Step $1$: Divide the entire equation by $2$ to make the coefficient of $x^{2}$ equal to $1$:
$x^{2} + \frac{1}{2}x - 2 = 0 \Rightarrow x^{2} + \frac{1}{2}x = 2$.
Step $2$: Add the square of half the coefficient of $x$ to both sides.

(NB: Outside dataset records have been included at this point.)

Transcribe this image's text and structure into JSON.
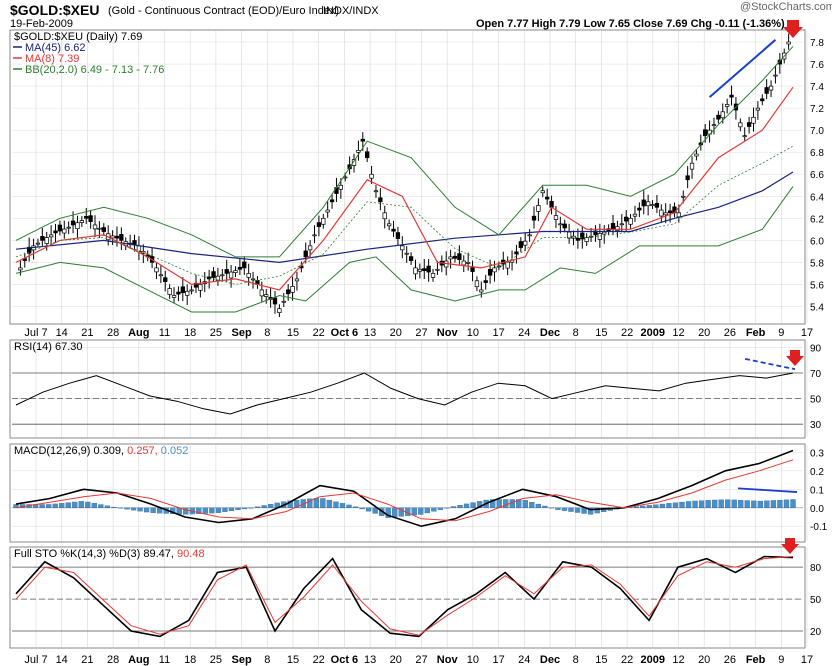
{
  "header": {
    "symbol": "$GOLD:$XEU",
    "description": "(Gold - Continuous Contract (EOD)/Euro Index)",
    "exchange": "INDX/INDX",
    "date": "19-Feb-2009",
    "copyright": "@StockCharts.com",
    "ohlc": "Open 7.77  High 7.79  Low 7.65  Close 7.69  Chg -0.11 (-1.36%)"
  },
  "legend": {
    "main": "$GOLD:$XEU (Daily) 7.69",
    "ma45": "MA(45) 6.62",
    "ma8": "MA(8) 7.39",
    "bb": "BB(20,2.0) 6.49 - 7.13 - 7.76",
    "rsi": "RSI(14) 67.30",
    "macd_label": "MACD(12,26,9)",
    "macd_v1": "0.309,",
    "macd_v2": "0.257,",
    "macd_v3": "0.052",
    "sto_label": "Full STO %K(14,3) %D(3)",
    "sto_v1": "89.47,",
    "sto_v2": "90.48"
  },
  "colors": {
    "price": "#000000",
    "ma45": "#1a237e",
    "ma8": "#e53935",
    "bb": "#2e7d32",
    "bb_mid": "#2e7d32",
    "macd_hist": "#4a90c8",
    "arrow": "#e02020",
    "trend": "#1a3fd0"
  },
  "x_labels": [
    "Jul 7",
    "14",
    "21",
    "28",
    "Aug",
    "11",
    "18",
    "25",
    "Sep",
    "8",
    "15",
    "22",
    "Oct 6",
    "13",
    "20",
    "27",
    "Nov",
    "10",
    "17",
    "24",
    "Dec",
    "8",
    "15",
    "22",
    "2009",
    "12",
    "20",
    "26",
    "Feb",
    "9",
    "17"
  ],
  "bold_x_labels": [
    "Aug",
    "Sep",
    "Oct 6",
    "Nov",
    "Dec",
    "2009",
    "Feb"
  ],
  "chart_data": [
    {
      "type": "candlestick",
      "title": "$GOLD:$XEU (Daily) 7.69",
      "ylim": [
        5.25,
        7.9
      ],
      "y_ticks": [
        "7.8",
        "7.6",
        "7.4",
        "7.2",
        "7.0",
        "6.8",
        "6.6",
        "6.4",
        "6.2",
        "6.0",
        "5.8",
        "5.6",
        "5.4"
      ],
      "close_points": [
        [
          1,
          5.75
        ],
        [
          4,
          5.95
        ],
        [
          8,
          6.05
        ],
        [
          12,
          6.12
        ],
        [
          16,
          6.2
        ],
        [
          20,
          6.08
        ],
        [
          24,
          6.0
        ],
        [
          28,
          5.95
        ],
        [
          32,
          5.75
        ],
        [
          36,
          5.5
        ],
        [
          40,
          5.55
        ],
        [
          44,
          5.65
        ],
        [
          48,
          5.7
        ],
        [
          52,
          5.75
        ],
        [
          56,
          5.55
        ],
        [
          60,
          5.38
        ],
        [
          64,
          5.65
        ],
        [
          68,
          6.05
        ],
        [
          72,
          6.35
        ],
        [
          76,
          6.65
        ],
        [
          79,
          6.9
        ],
        [
          82,
          6.45
        ],
        [
          85,
          6.15
        ],
        [
          88,
          5.95
        ],
        [
          91,
          5.75
        ],
        [
          95,
          5.7
        ],
        [
          99,
          5.85
        ],
        [
          103,
          5.8
        ],
        [
          106,
          5.55
        ],
        [
          109,
          5.75
        ],
        [
          113,
          5.82
        ],
        [
          117,
          6.05
        ],
        [
          120,
          6.45
        ],
        [
          124,
          6.15
        ],
        [
          128,
          6.0
        ],
        [
          132,
          6.05
        ],
        [
          136,
          6.1
        ],
        [
          140,
          6.2
        ],
        [
          144,
          6.35
        ],
        [
          148,
          6.25
        ],
        [
          151,
          6.25
        ],
        [
          154,
          6.7
        ],
        [
          157,
          6.95
        ],
        [
          160,
          7.1
        ],
        [
          163,
          7.3
        ],
        [
          166,
          6.95
        ],
        [
          169,
          7.2
        ],
        [
          172,
          7.4
        ],
        [
          175,
          7.7
        ],
        [
          176,
          7.8
        ],
        [
          177,
          7.69
        ]
      ],
      "series": [
        {
          "name": "MA(45)",
          "points": [
            [
              0,
              5.92
            ],
            [
              20,
              6.0
            ],
            [
              40,
              5.88
            ],
            [
              60,
              5.8
            ],
            [
              80,
              5.92
            ],
            [
              100,
              6.02
            ],
            [
              120,
              6.08
            ],
            [
              140,
              6.08
            ],
            [
              150,
              6.2
            ],
            [
              160,
              6.3
            ],
            [
              170,
              6.45
            ],
            [
              177,
              6.62
            ]
          ]
        },
        {
          "name": "MA(8)",
          "points": [
            [
              0,
              5.8
            ],
            [
              10,
              6.0
            ],
            [
              20,
              6.05
            ],
            [
              30,
              5.85
            ],
            [
              40,
              5.6
            ],
            [
              50,
              5.65
            ],
            [
              60,
              5.55
            ],
            [
              70,
              6.0
            ],
            [
              80,
              6.55
            ],
            [
              88,
              6.4
            ],
            [
              96,
              5.8
            ],
            [
              106,
              5.75
            ],
            [
              116,
              5.85
            ],
            [
              122,
              6.3
            ],
            [
              130,
              6.1
            ],
            [
              140,
              6.1
            ],
            [
              150,
              6.25
            ],
            [
              160,
              6.75
            ],
            [
              170,
              7.0
            ],
            [
              177,
              7.39
            ]
          ]
        },
        {
          "name": "BB upper",
          "points": [
            [
              0,
              6.0
            ],
            [
              10,
              6.2
            ],
            [
              20,
              6.3
            ],
            [
              30,
              6.2
            ],
            [
              40,
              6.05
            ],
            [
              50,
              5.85
            ],
            [
              60,
              5.85
            ],
            [
              70,
              6.3
            ],
            [
              80,
              6.9
            ],
            [
              90,
              6.75
            ],
            [
              100,
              6.3
            ],
            [
              110,
              6.05
            ],
            [
              120,
              6.5
            ],
            [
              130,
              6.5
            ],
            [
              140,
              6.4
            ],
            [
              150,
              6.6
            ],
            [
              160,
              7.05
            ],
            [
              170,
              7.45
            ],
            [
              177,
              7.76
            ]
          ]
        },
        {
          "name": "BB lower",
          "points": [
            [
              0,
              5.7
            ],
            [
              10,
              5.8
            ],
            [
              20,
              5.75
            ],
            [
              30,
              5.55
            ],
            [
              40,
              5.35
            ],
            [
              50,
              5.35
            ],
            [
              60,
              5.5
            ],
            [
              66,
              5.45
            ],
            [
              76,
              5.8
            ],
            [
              82,
              5.85
            ],
            [
              90,
              5.55
            ],
            [
              100,
              5.45
            ],
            [
              110,
              5.55
            ],
            [
              116,
              5.55
            ],
            [
              124,
              5.75
            ],
            [
              132,
              5.7
            ],
            [
              142,
              5.95
            ],
            [
              150,
              5.95
            ],
            [
              160,
              5.95
            ],
            [
              170,
              6.1
            ],
            [
              177,
              6.49
            ]
          ]
        }
      ]
    },
    {
      "type": "line",
      "title": "RSI(14) 67.30",
      "ylim": [
        20,
        95
      ],
      "y_ticks": [
        "90",
        "70",
        "50",
        "30"
      ],
      "values": [
        45,
        55,
        62,
        68,
        60,
        52,
        48,
        42,
        38,
        45,
        50,
        55,
        62,
        70,
        58,
        50,
        45,
        55,
        62,
        60,
        50,
        55,
        60,
        58,
        56,
        62,
        65,
        68,
        66,
        70
      ]
    },
    {
      "type": "line",
      "title": "MACD(12,26,9) 0.309, 0.257, 0.052",
      "ylim": [
        -0.18,
        0.34
      ],
      "y_ticks": [
        "0.3",
        "0.2",
        "0.1",
        "0.0",
        "-0.1"
      ],
      "macd": [
        0.02,
        0.05,
        0.1,
        0.08,
        0.02,
        -0.05,
        -0.08,
        -0.06,
        0.02,
        0.12,
        0.09,
        -0.04,
        -0.1,
        -0.06,
        0.03,
        0.1,
        0.06,
        -0.01,
        0.0,
        0.05,
        0.12,
        0.2,
        0.24,
        0.31
      ],
      "signal": [
        0.0,
        0.03,
        0.06,
        0.08,
        0.05,
        -0.01,
        -0.05,
        -0.06,
        -0.02,
        0.06,
        0.08,
        0.02,
        -0.06,
        -0.07,
        -0.02,
        0.05,
        0.07,
        0.03,
        0.0,
        0.03,
        0.08,
        0.15,
        0.2,
        0.26
      ]
    },
    {
      "type": "line",
      "title": "Full STO %K(14,3) %D(3) 89.47, 90.48",
      "ylim": [
        5,
        98
      ],
      "y_ticks": [
        "80",
        "50",
        "20"
      ],
      "k": [
        55,
        85,
        70,
        45,
        20,
        15,
        30,
        75,
        80,
        20,
        60,
        88,
        40,
        18,
        15,
        40,
        55,
        75,
        50,
        85,
        80,
        60,
        30,
        80,
        88,
        75,
        90,
        89
      ],
      "d": [
        50,
        80,
        75,
        50,
        25,
        17,
        25,
        68,
        82,
        28,
        52,
        82,
        48,
        22,
        16,
        35,
        52,
        72,
        55,
        80,
        82,
        64,
        34,
        72,
        85,
        80,
        88,
        90
      ]
    }
  ]
}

The coefficient of $x$ is $\frac{1}{2}$,so half of it is $\frac{1}{4}$. Adding $(\frac{1}{4})^{2}$ to both sides:
$x^{2} + 2(x)(\frac{1}{4}) + (\frac{1}{4})^{2} = 2 + (\frac{1}{4})^{2}$.
Step $3$: Write the left side as a perfect square:
$(x + \frac{1}{4})^{2} = 2 + \frac{1}{16} = \frac{32 + 1}{16} = \frac{33}{16}$.
Step $4$: Take the square root of both sides:
$x + \frac{1}{4} = \pm \sqrt{\frac{33}{16}} = \pm \frac{\sqrt{33}}{4}$.
Step $5$: Solve for $x$:
$x = -\frac{1}{4} \pm \frac{\sqrt{33}}{4} = \frac{-1 \pm \sqrt{33}}{4}$.
Thus,the roots are $x = \frac{-1 + \sqrt{33}}{4}$ and $x = \frac{-1 - \sqrt{33}}{4}$.